Thursday, May 16, 2013

The Days of My Life Having Value Might Not Be Over

I can say without reservation or ego that at the heart of who I am, I am a person that wants to help people better understand themselves and life, and to help people feel better about themselves. That was who I was when I was 14 and it's who I am today. I think that one of the reasons that I began writing was as a way to fulfill that purpose. Writing was my forum for helping people.

A lot of things have changed over the years, though. My bright-eyed openness of spirit has really dimmed. Looking back on it, it wasn't even real event that closed my open heart. It was my perception of reality. Looking back on it, my reality was pretty great (comparatively speaking), but I couldn't escape my expectations and interpretations of my life. And it wore me down. It batted me around. And as a result, I am now only a shadow of the good person that I used to be.

Still though, at my core, I am a person who wants to help people. So now I do it in less grandiose ways. Perhaps I only help my friends to understand their life better. Perhaps, I teach a relative something that gives them a sense of empowerment. I'm always looking for the opportunities and I usually take them when my greatly diminished generosity of spirit allows me.

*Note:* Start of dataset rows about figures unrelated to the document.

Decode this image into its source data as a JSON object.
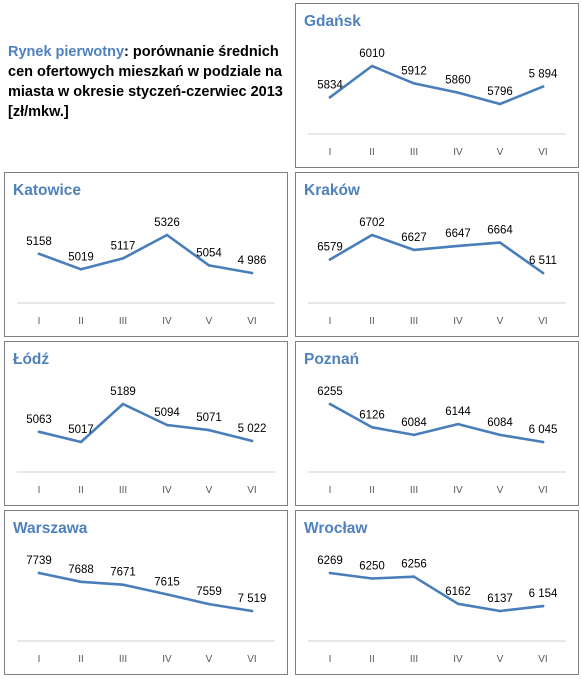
{
  "intro": {
    "highlight": "Rynek pierwotny",
    "text": ": porównanie średnich cen ofertowych mieszkań w podziale na miasta w okresie styczeń-czerwiec 2013 [zł/mkw.]"
  },
  "series_color": "#4a7ebb",
  "title_color": "#4f81bd",
  "chart_data": [
    {
      "type": "line",
      "title": "Gdańsk",
      "categories": [
        "I",
        "II",
        "III",
        "IV",
        "V",
        "VI"
      ],
      "values": [
        5834,
        6010,
        5912,
        5860,
        5796,
        5894
      ],
      "labels": [
        "5834",
        "6010",
        "5912",
        "5860",
        "5796",
        "5 894"
      ]
    },
    {
      "type": "line",
      "title": "Katowice",
      "categories": [
        "I",
        "II",
        "III",
        "IV",
        "V",
        "VI"
      ],
      "values": [
        5158,
        5019,
        5117,
        5326,
        5054,
        4986
      ],
      "labels": [
        "5158",
        "5019",
        "5117",
        "5326",
        "5054",
        "4 986"
      ]
    },
    {
      "type": "line",
      "title": "Kraków",
      "categories": [
        "I",
        "II",
        "III",
        "IV",
        "V",
        "VI"
      ],
      "values": [
        6579,
        6702,
        6627,
        6647,
        6664,
        6511
      ],
      "labels": [
        "6579",
        "6702",
        "6627",
        "6647",
        "6664",
        "6 511"
      ]
    },
    {
      "type": "line",
      "title": "Łódź",
      "categories": [
        "I",
        "II",
        "III",
        "IV",
        "V",
        "VI"
      ],
      "values": [
        5063,
        5017,
        5189,
        5094,
        5071,
        5022
      ],
      "labels": [
        "5063",
        "5017",
        "5189",
        "5094",
        "5071",
        "5 022"
      ]
    },
    {
      "type": "line",
      "title": "Poznań",
      "categories": [
        "I",
        "II",
        "III",
        "IV",
        "V",
        "VI"
      ],
      "values": [
        6255,
        6126,
        6084,
        6144,
        6084,
        6045
      ],
      "labels": [
        "6255",
        "6126",
        "6084",
        "6144",
        "6084",
        "6 045"
      ]
    },
    {
      "type": "line",
      "title": "Warszawa",
      "categories": [
        "I",
        "II",
        "III",
        "IV",
        "V",
        "VI"
      ],
      "values": [
        7739,
        7688,
        7671,
        7615,
        7559,
        7519
      ],
      "labels": [
        "7739",
        "7688",
        "7671",
        "7615",
        "7559",
        "7 519"
      ]
    },
    {
      "type": "line",
      "title": "Wrocław",
      "categories": [
        "I",
        "II",
        "III",
        "IV",
        "V",
        "VI"
      ],
      "values": [
        6269,
        6250,
        6256,
        6162,
        6137,
        6154
      ],
      "labels": [
        "6269",
        "6250",
        "6256",
        "6162",
        "6137",
        "6 154"
      ]
    }
  ]
}
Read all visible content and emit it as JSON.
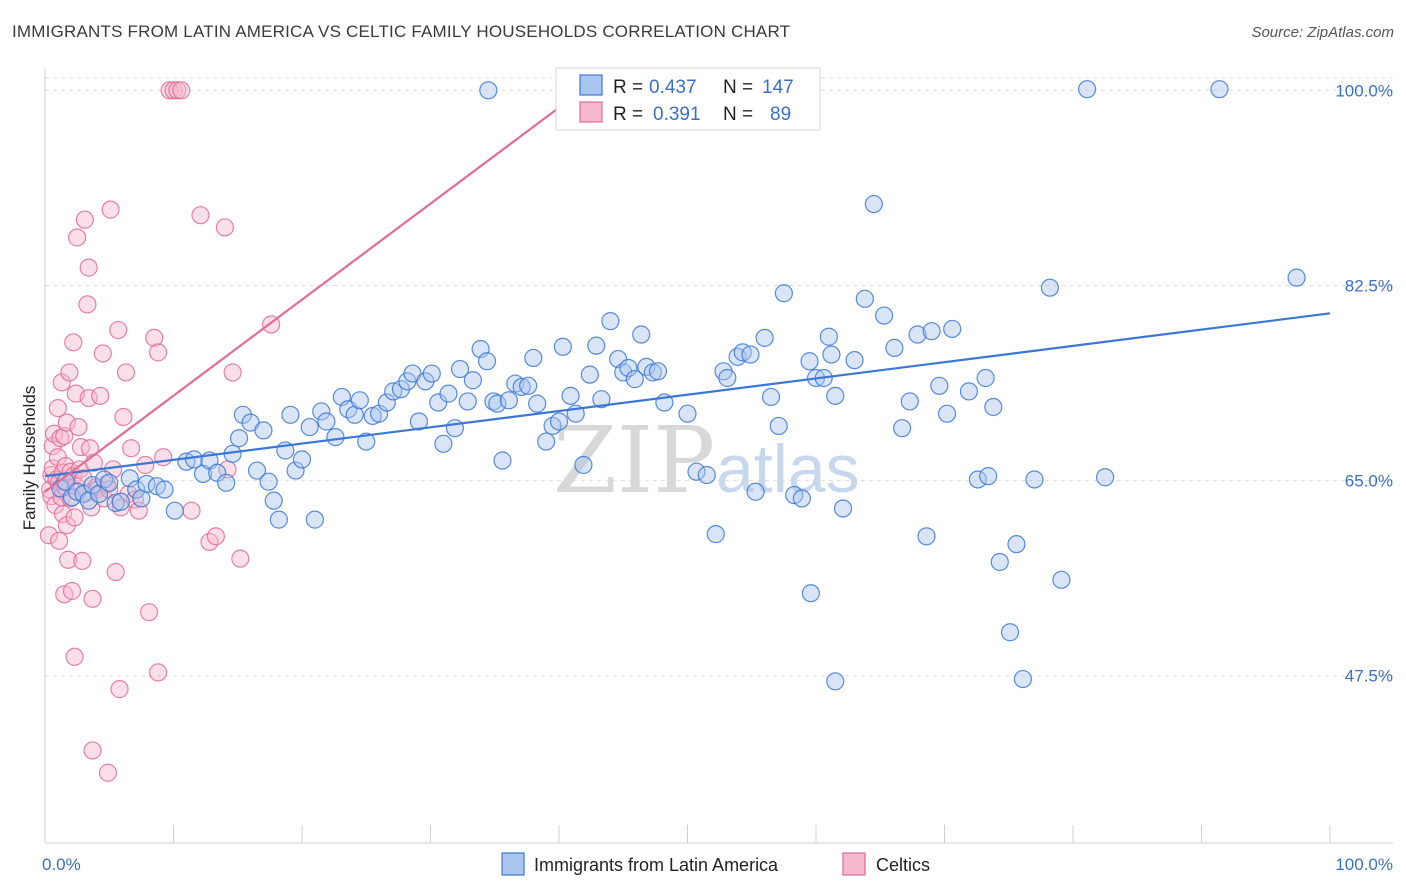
{
  "title": "IMMIGRANTS FROM LATIN AMERICA VS CELTIC FAMILY HOUSEHOLDS CORRELATION CHART",
  "source": "Source: ZipAtlas.com",
  "watermark": {
    "part1": "ZIP",
    "part2": "atlas"
  },
  "colors": {
    "blue": "#3b78d6",
    "blue_fill": "#aac6ee",
    "pink": "#e06c96",
    "pink_fill": "#f6b8cc",
    "tick": "#3b6fc6",
    "grid": "#dddddd"
  },
  "legend": {
    "rows": [
      {
        "r_label": "R =",
        "r_value": "0.437",
        "n_label": "N =",
        "n_value": "147"
      },
      {
        "r_label": "R =",
        "r_value": "0.391",
        "n_label": "N =",
        "n_value": "89"
      }
    ]
  },
  "bottom_legend": [
    "Immigrants from Latin America",
    "Celtics"
  ],
  "chart_data": {
    "type": "scatter",
    "title": "IMMIGRANTS FROM LATIN AMERICA VS CELTIC FAMILY HOUSEHOLDS CORRELATION CHART",
    "xlabel": "",
    "ylabel": "Family Households",
    "xlim": [
      0,
      100
    ],
    "ylim": [
      32.5,
      102
    ],
    "x_tick_labels": [
      "0.0%",
      "100.0%"
    ],
    "y_ticks": [
      47.5,
      65.0,
      82.5,
      100.0
    ],
    "y_tick_labels": [
      "47.5%",
      "65.0%",
      "82.5%",
      "100.0%"
    ],
    "grid": true,
    "legend_position": "top-center",
    "series": [
      {
        "name": "Immigrants from Latin America",
        "color": "#3b78d6",
        "trend": {
          "x0": 0,
          "y0": 65.4,
          "x1": 100,
          "y1": 80.0
        },
        "points": [
          [
            1.2,
            64.3
          ],
          [
            1.6,
            64.9
          ],
          [
            2.1,
            63.5
          ],
          [
            2.5,
            64.0
          ],
          [
            3.0,
            63.8
          ],
          [
            3.4,
            63.2
          ],
          [
            3.7,
            64.6
          ],
          [
            4.2,
            63.8
          ],
          [
            4.6,
            65.1
          ],
          [
            5.0,
            64.8
          ],
          [
            5.5,
            63.0
          ],
          [
            5.9,
            63.1
          ],
          [
            6.6,
            65.2
          ],
          [
            7.1,
            64.2
          ],
          [
            7.5,
            63.4
          ],
          [
            7.9,
            64.7
          ],
          [
            8.7,
            64.5
          ],
          [
            9.3,
            64.2
          ],
          [
            10.1,
            62.3
          ],
          [
            11.0,
            66.7
          ],
          [
            11.6,
            66.9
          ],
          [
            12.3,
            65.6
          ],
          [
            12.8,
            66.8
          ],
          [
            13.4,
            65.7
          ],
          [
            14.1,
            64.8
          ],
          [
            14.6,
            67.4
          ],
          [
            15.1,
            68.8
          ],
          [
            15.4,
            70.9
          ],
          [
            16.0,
            70.2
          ],
          [
            16.5,
            65.9
          ],
          [
            17.0,
            69.5
          ],
          [
            17.4,
            64.9
          ],
          [
            17.8,
            63.2
          ],
          [
            18.2,
            61.5
          ],
          [
            18.7,
            67.7
          ],
          [
            19.1,
            70.9
          ],
          [
            19.5,
            65.9
          ],
          [
            20.0,
            66.9
          ],
          [
            20.6,
            69.8
          ],
          [
            21.0,
            61.5
          ],
          [
            21.5,
            71.2
          ],
          [
            21.9,
            70.3
          ],
          [
            22.6,
            68.9
          ],
          [
            23.1,
            72.5
          ],
          [
            23.6,
            71.4
          ],
          [
            24.1,
            70.9
          ],
          [
            24.5,
            72.2
          ],
          [
            25.0,
            68.5
          ],
          [
            25.5,
            70.8
          ],
          [
            26.0,
            71.0
          ],
          [
            26.6,
            72.0
          ],
          [
            27.1,
            73.0
          ],
          [
            27.7,
            73.2
          ],
          [
            28.2,
            73.9
          ],
          [
            28.6,
            74.6
          ],
          [
            29.1,
            70.3
          ],
          [
            29.6,
            73.9
          ],
          [
            30.1,
            74.6
          ],
          [
            30.6,
            72.0
          ],
          [
            31.0,
            68.3
          ],
          [
            31.4,
            72.8
          ],
          [
            31.9,
            69.7
          ],
          [
            32.3,
            75.0
          ],
          [
            32.9,
            72.1
          ],
          [
            33.3,
            74.0
          ],
          [
            33.9,
            76.8
          ],
          [
            34.4,
            75.7
          ],
          [
            34.9,
            72.1
          ],
          [
            35.2,
            71.9
          ],
          [
            35.6,
            66.8
          ],
          [
            36.1,
            72.2
          ],
          [
            36.6,
            73.7
          ],
          [
            37.1,
            73.4
          ],
          [
            37.6,
            73.5
          ],
          [
            38.0,
            76.0
          ],
          [
            38.3,
            71.9
          ],
          [
            39.0,
            68.5
          ],
          [
            39.5,
            69.9
          ],
          [
            40.0,
            70.3
          ],
          [
            40.3,
            77.0
          ],
          [
            40.9,
            72.6
          ],
          [
            41.3,
            71.0
          ],
          [
            41.9,
            66.4
          ],
          [
            42.4,
            74.5
          ],
          [
            42.9,
            77.1
          ],
          [
            43.3,
            72.3
          ],
          [
            44.0,
            79.3
          ],
          [
            44.6,
            75.9
          ],
          [
            45.0,
            74.7
          ],
          [
            45.4,
            75.1
          ],
          [
            45.9,
            74.1
          ],
          [
            46.4,
            78.1
          ],
          [
            46.8,
            75.2
          ],
          [
            47.3,
            74.7
          ],
          [
            47.7,
            74.8
          ],
          [
            48.2,
            72.0
          ],
          [
            50.0,
            71.0
          ],
          [
            50.7,
            65.8
          ],
          [
            51.5,
            65.5
          ],
          [
            52.2,
            60.2
          ],
          [
            52.8,
            74.8
          ],
          [
            53.1,
            74.2
          ],
          [
            53.9,
            76.1
          ],
          [
            54.3,
            76.5
          ],
          [
            54.9,
            76.3
          ],
          [
            55.3,
            64.0
          ],
          [
            56.0,
            77.8
          ],
          [
            56.5,
            72.5
          ],
          [
            57.1,
            69.9
          ],
          [
            57.5,
            81.8
          ],
          [
            58.3,
            63.7
          ],
          [
            58.9,
            63.4
          ],
          [
            59.5,
            75.7
          ],
          [
            60.0,
            74.2
          ],
          [
            60.6,
            74.2
          ],
          [
            61.0,
            77.9
          ],
          [
            61.2,
            76.3
          ],
          [
            61.5,
            72.6
          ],
          [
            62.1,
            62.5
          ],
          [
            63.0,
            75.8
          ],
          [
            63.8,
            81.3
          ],
          [
            64.5,
            89.8
          ],
          [
            65.3,
            79.8
          ],
          [
            66.1,
            76.9
          ],
          [
            66.7,
            69.7
          ],
          [
            67.3,
            72.1
          ],
          [
            67.9,
            78.1
          ],
          [
            68.6,
            60.0
          ],
          [
            69.0,
            78.4
          ],
          [
            69.6,
            73.5
          ],
          [
            70.2,
            71.0
          ],
          [
            70.6,
            78.6
          ],
          [
            71.9,
            73.0
          ],
          [
            72.6,
            65.1
          ],
          [
            73.2,
            74.2
          ],
          [
            73.4,
            65.4
          ],
          [
            73.8,
            71.6
          ],
          [
            74.3,
            57.7
          ],
          [
            75.1,
            51.4
          ],
          [
            75.6,
            59.3
          ],
          [
            76.1,
            47.2
          ],
          [
            77.0,
            65.1
          ],
          [
            78.2,
            82.3
          ],
          [
            79.1,
            56.1
          ],
          [
            81.1,
            100.1
          ],
          [
            82.5,
            65.3
          ],
          [
            91.4,
            100.1
          ],
          [
            97.4,
            83.2
          ],
          [
            59.6,
            54.9
          ],
          [
            61.5,
            47.0
          ],
          [
            34.5,
            100.0
          ]
        ]
      },
      {
        "name": "Celtics",
        "color": "#e06c96",
        "trend": {
          "x0": 0,
          "y0": 64.0,
          "x1": 42.5,
          "y1": 100.6
        },
        "points": [
          [
            0.3,
            60.1
          ],
          [
            0.4,
            64.2
          ],
          [
            0.5,
            65.5
          ],
          [
            0.5,
            63.6
          ],
          [
            0.6,
            68.1
          ],
          [
            0.6,
            66.1
          ],
          [
            0.7,
            69.2
          ],
          [
            0.8,
            62.8
          ],
          [
            0.9,
            65.1
          ],
          [
            1.0,
            71.5
          ],
          [
            1.0,
            67.1
          ],
          [
            1.1,
            64.8
          ],
          [
            1.1,
            59.6
          ],
          [
            1.2,
            68.8
          ],
          [
            1.3,
            63.5
          ],
          [
            1.3,
            73.8
          ],
          [
            1.4,
            65.7
          ],
          [
            1.4,
            62.0
          ],
          [
            1.5,
            69.0
          ],
          [
            1.5,
            54.8
          ],
          [
            1.6,
            66.3
          ],
          [
            1.6,
            64.4
          ],
          [
            1.7,
            70.2
          ],
          [
            1.7,
            61.0
          ],
          [
            1.8,
            57.9
          ],
          [
            1.9,
            74.7
          ],
          [
            2.0,
            65.8
          ],
          [
            2.0,
            63.4
          ],
          [
            2.1,
            55.1
          ],
          [
            2.2,
            77.4
          ],
          [
            2.2,
            65.4
          ],
          [
            2.3,
            61.7
          ],
          [
            2.4,
            72.8
          ],
          [
            2.4,
            64.5
          ],
          [
            2.5,
            86.8
          ],
          [
            2.6,
            69.8
          ],
          [
            2.7,
            66.0
          ],
          [
            2.8,
            68.0
          ],
          [
            2.9,
            57.8
          ],
          [
            3.0,
            65.2
          ],
          [
            3.1,
            88.4
          ],
          [
            3.2,
            63.9
          ],
          [
            3.3,
            80.8
          ],
          [
            3.4,
            84.1
          ],
          [
            3.4,
            72.4
          ],
          [
            3.5,
            67.9
          ],
          [
            3.6,
            62.6
          ],
          [
            3.7,
            54.4
          ],
          [
            3.8,
            66.6
          ],
          [
            4.0,
            64.4
          ],
          [
            4.1,
            64.2
          ],
          [
            4.3,
            72.6
          ],
          [
            4.5,
            76.4
          ],
          [
            4.6,
            63.4
          ],
          [
            4.8,
            64.7
          ],
          [
            5.0,
            64.2
          ],
          [
            5.1,
            89.3
          ],
          [
            5.3,
            66.0
          ],
          [
            5.5,
            56.8
          ],
          [
            5.7,
            78.5
          ],
          [
            5.9,
            62.6
          ],
          [
            6.1,
            70.7
          ],
          [
            6.3,
            74.7
          ],
          [
            6.5,
            63.8
          ],
          [
            6.7,
            67.9
          ],
          [
            7.0,
            63.3
          ],
          [
            7.3,
            62.3
          ],
          [
            7.8,
            66.4
          ],
          [
            8.1,
            53.2
          ],
          [
            8.5,
            77.8
          ],
          [
            8.8,
            76.5
          ],
          [
            9.2,
            67.1
          ],
          [
            9.7,
            100.0
          ],
          [
            10.0,
            100.0
          ],
          [
            10.3,
            100.0
          ],
          [
            10.6,
            100.0
          ],
          [
            11.4,
            62.3
          ],
          [
            12.1,
            88.8
          ],
          [
            12.8,
            59.5
          ],
          [
            13.3,
            60.0
          ],
          [
            14.0,
            87.7
          ],
          [
            14.2,
            66.0
          ],
          [
            14.6,
            74.7
          ],
          [
            15.2,
            58.0
          ],
          [
            17.6,
            79.0
          ],
          [
            3.7,
            40.8
          ],
          [
            4.9,
            38.8
          ],
          [
            5.8,
            46.3
          ],
          [
            2.3,
            49.2
          ],
          [
            8.8,
            47.8
          ]
        ]
      }
    ]
  }
}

In the last few years, though, I've had a couple of opportunities to change literally thousands of lives. I'm grateful for those opportunities. I released a couple of YouTube videos that according to the comments, really shaped the way people viewed themselves. And my 'Everybody Masturbates'  books have been a surprising positive influence on a couple hundred lives.

I say all of that because, I think that today, I might have been able to once again 'do good'. At this moment in my life, I am an erotica author. That's all I am. I'm not the greatest or most successful, but I am an international bestseller. Don't get me wrong, I am extremely grateful to be that. But my job is simply to get people to masturbate. I accept that my life doesn't have much social value at this point.

Granted, I have received a few really wonderful emails from fans that have been very emotionally moved by my erotic stories. And granted, I have had a few fans tell me how my stories have played a role in gaining a greater sense of intimacy with their spouse. And, for that, again, I'm grateful. But hey, when I set out in this life, I had visions of reshaping the world, so, needless to say, I have fallen pretty far from the person that I was and who I was hoping to be.

But I say all of that to say that today, I think that I did something special. Today, while outlining my next erotica story, I think that I came up with something that is "good". It's subtle. And anyone that knows me knows I don't do subtle very well. But this is and this is a greater good.

Outlining the story, it was like I could put myself in the mind of my readers. There, I could feel the way the reader's view of herself could change. I hit "it" with this story. Yes, the story is just as likely to make the reader masturbate as the other books in this series. But this one is special. This erotic story has the potential to reshape the way the reader looks at herself. It's a good thing. I'm really proud of it.

Compared to any author whose name you know, I don't sell very many books. I make my living from being prolific. So, it's not like very many people will read the story. But for the first time in a while, I think that I am once again doing good. And that feels good. It makes me believe that perhaps the remainder of my life might be of use to someone past myself and the people immediately around me. And perhaps I have an opportunity to be "good" even as I work really hard to get people to get themselves off. I have to admit, that would be a nice thing.

And don't get me wrong, I'm not complaining about anything. I have been lucky enough to do enough good for a life time. I could die now and be assured that my life has been an incredible net positive. So I know that I should just be grateful for that. But it certainly feels nice that perhaps my days of helping to change people's lives isn't all behind me. So today was a good day for me. Yep, today was a really good day.